Question:
Find $\;\displaystyle\lim_{t\to0^+}\,t\!\!\int_{t^2}^t\frac{\cos(x)}{x^{3/2}}\,\mathrm{d}x$.
Attempted solution:
Let: $$f(x)=\begin{cases}\frac{\cos x-1}{x^{3/2}}&\text{if }x\in(0,\pi/2)\\0&\text{otherwise}\end{cases}$$
$\lim\limits_{x\to0^+}f(x)=0\;$ so $\,f(x)\,$ is continuous on $[0,\pi/2]$.

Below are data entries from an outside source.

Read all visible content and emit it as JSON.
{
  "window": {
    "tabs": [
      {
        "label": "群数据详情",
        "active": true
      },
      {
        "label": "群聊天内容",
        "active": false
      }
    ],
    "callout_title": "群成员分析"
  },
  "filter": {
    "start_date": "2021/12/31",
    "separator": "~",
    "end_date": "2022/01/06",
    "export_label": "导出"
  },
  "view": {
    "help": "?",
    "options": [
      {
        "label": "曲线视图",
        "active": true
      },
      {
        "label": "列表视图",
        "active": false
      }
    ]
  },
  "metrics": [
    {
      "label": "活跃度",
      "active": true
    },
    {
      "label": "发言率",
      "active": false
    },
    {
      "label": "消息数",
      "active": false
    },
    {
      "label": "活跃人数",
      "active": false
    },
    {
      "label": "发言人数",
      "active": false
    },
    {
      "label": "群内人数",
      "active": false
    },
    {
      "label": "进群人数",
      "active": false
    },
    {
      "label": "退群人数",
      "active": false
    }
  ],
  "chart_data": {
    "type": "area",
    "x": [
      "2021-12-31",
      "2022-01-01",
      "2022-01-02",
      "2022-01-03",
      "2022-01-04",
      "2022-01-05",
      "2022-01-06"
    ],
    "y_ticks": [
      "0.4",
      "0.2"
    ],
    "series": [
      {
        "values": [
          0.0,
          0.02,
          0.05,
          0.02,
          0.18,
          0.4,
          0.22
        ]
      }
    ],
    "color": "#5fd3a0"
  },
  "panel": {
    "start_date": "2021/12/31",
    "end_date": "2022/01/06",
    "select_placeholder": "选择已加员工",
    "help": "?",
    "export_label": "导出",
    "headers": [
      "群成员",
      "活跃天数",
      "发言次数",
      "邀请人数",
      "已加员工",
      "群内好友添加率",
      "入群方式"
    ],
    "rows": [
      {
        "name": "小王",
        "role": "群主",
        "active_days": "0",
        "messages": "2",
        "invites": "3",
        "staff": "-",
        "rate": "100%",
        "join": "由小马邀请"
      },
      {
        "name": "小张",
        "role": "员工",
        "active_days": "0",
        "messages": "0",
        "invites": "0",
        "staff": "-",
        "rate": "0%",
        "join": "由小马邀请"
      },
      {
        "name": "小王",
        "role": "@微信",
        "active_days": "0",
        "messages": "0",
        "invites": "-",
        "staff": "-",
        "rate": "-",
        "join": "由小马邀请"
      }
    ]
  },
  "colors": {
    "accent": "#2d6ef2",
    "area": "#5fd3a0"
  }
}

So, $\;\displaystyle\left|\int_{t^2}^t\frac{\cos x-1}{x^{3/2}}\,\mathrm{d}x\right|\leq\int_0^t \frac{1-\cos x}{x^{3/2}}\,\mathrm{d}x\;,$
for $t\in[0,\pi/2]$, which tends to zero as $t\to0^+$.

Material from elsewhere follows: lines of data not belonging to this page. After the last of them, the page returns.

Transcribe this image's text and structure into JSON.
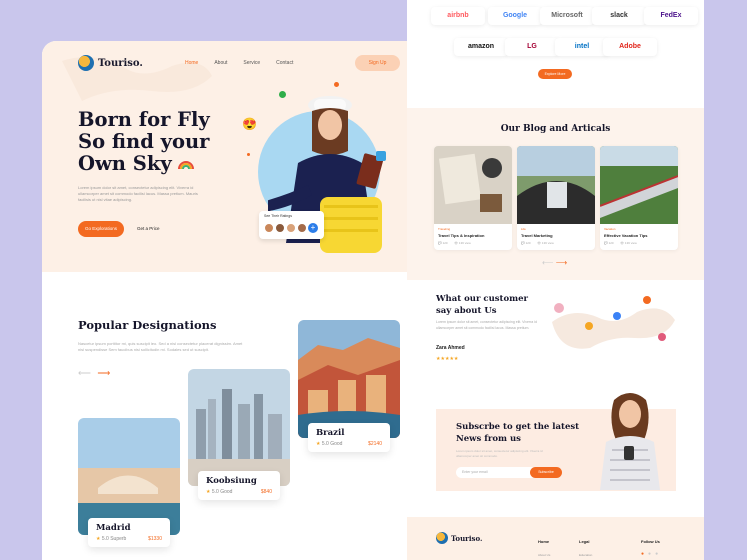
{
  "left": {
    "logo": "Touriso.",
    "nav": [
      "Home",
      "About",
      "Service",
      "Contact"
    ],
    "signup": "Sign Up",
    "hero_title_lines": [
      "Born for Fly",
      "So find your",
      "Own Sky"
    ],
    "hero_desc": "Lorem ipsum dolor sit amet, consectetur adipiscing elit. Viverra id ullamcorper amet sit commodo facilisi lacus. Massa pretium. Mauris facilisis ut nisl vitae adipiscing.",
    "btn_primary": "Go Explorations",
    "btn_link": "Get a Price",
    "ratings_title": "See Their Ratings",
    "popular_title": "Popular Designations",
    "popular_desc": "Nascetur ipsum porttitor mi, quis suscipit leo. Sed a nisl consectetur placerat dignissim. Amet nisl suspendisse Sem faucibus nisi sollicitudin mi. Sodales sed ut suscipit.",
    "destinations": [
      {
        "name": "Madrid",
        "rating": "5.0 Superb",
        "price": "$1330"
      },
      {
        "name": "Koobsiung",
        "rating": "5.0 Good",
        "price": "$840"
      },
      {
        "name": "Brazil",
        "rating": "5.0 Good",
        "price": "$2140"
      }
    ]
  },
  "right": {
    "brands": [
      "airbnb",
      "Google",
      "Microsoft",
      "slack",
      "FedEx",
      "amazon",
      "LG",
      "intel",
      "Adobe"
    ],
    "explore_btn": "Explore More",
    "blog_title": "Our Blog and Articals",
    "blogs": [
      {
        "category": "Traveling",
        "title": "Travel Tips & Inspiration",
        "views": "120",
        "comments": "136 view"
      },
      {
        "category": "Life",
        "title": "Travel Marketing",
        "views": "120",
        "comments": "136 view"
      },
      {
        "category": "Vacation",
        "title": "Effective Vacation Tips",
        "views": "120",
        "comments": "136 view"
      }
    ],
    "testimonial_title_lines": [
      "What our customer",
      "say about Us"
    ],
    "testimonial_desc": "Lorem ipsum dolor sit amet, consectetur adipiscing elit. Viverra id ullamcorper amet sit commodo facilisi lacus. Massa pretium.",
    "testimonial_name": "Zara Ahmed",
    "testimonial_stars": "★★★★★",
    "subscribe_title_lines": [
      "Subscrbe to get the latest",
      "News from us"
    ],
    "subscribe_desc": "Lorem ipsum dolor sit amet, consectetur adipiscing elit. Viverra id ullamcorper amet sit commodo.",
    "subscribe_placeholder": "Enter your email",
    "subscribe_btn": "Subscribe",
    "footer_logo": "Touriso.",
    "footer_cols": [
      "Home",
      "Legal",
      "Follow Us"
    ],
    "footer_subs": [
      "About Us",
      "Education"
    ]
  },
  "colors": {
    "accent": "#f36a21",
    "hero_bg": "#fdf0e6",
    "page_bg": "#c9c6ec",
    "star": "#f5a623"
  }
}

$$\begin{align}t\int_{t^2}^t\frac{\cos x}{x^{3/2}}\,\mathrm{d}x&=t\left[\int_{t^2}^t\frac{\cos x-1}{x^{3/2}}\,\mathrm{d}x+\int_{t^2}^t\frac{1}{x^{3/2}}\,\mathrm{d}x\right]\\&=O(t)+2 (1-\sqrt{t})\end{align}$$
So the answer is $2$.
I just wanted to make sure is my approach correct.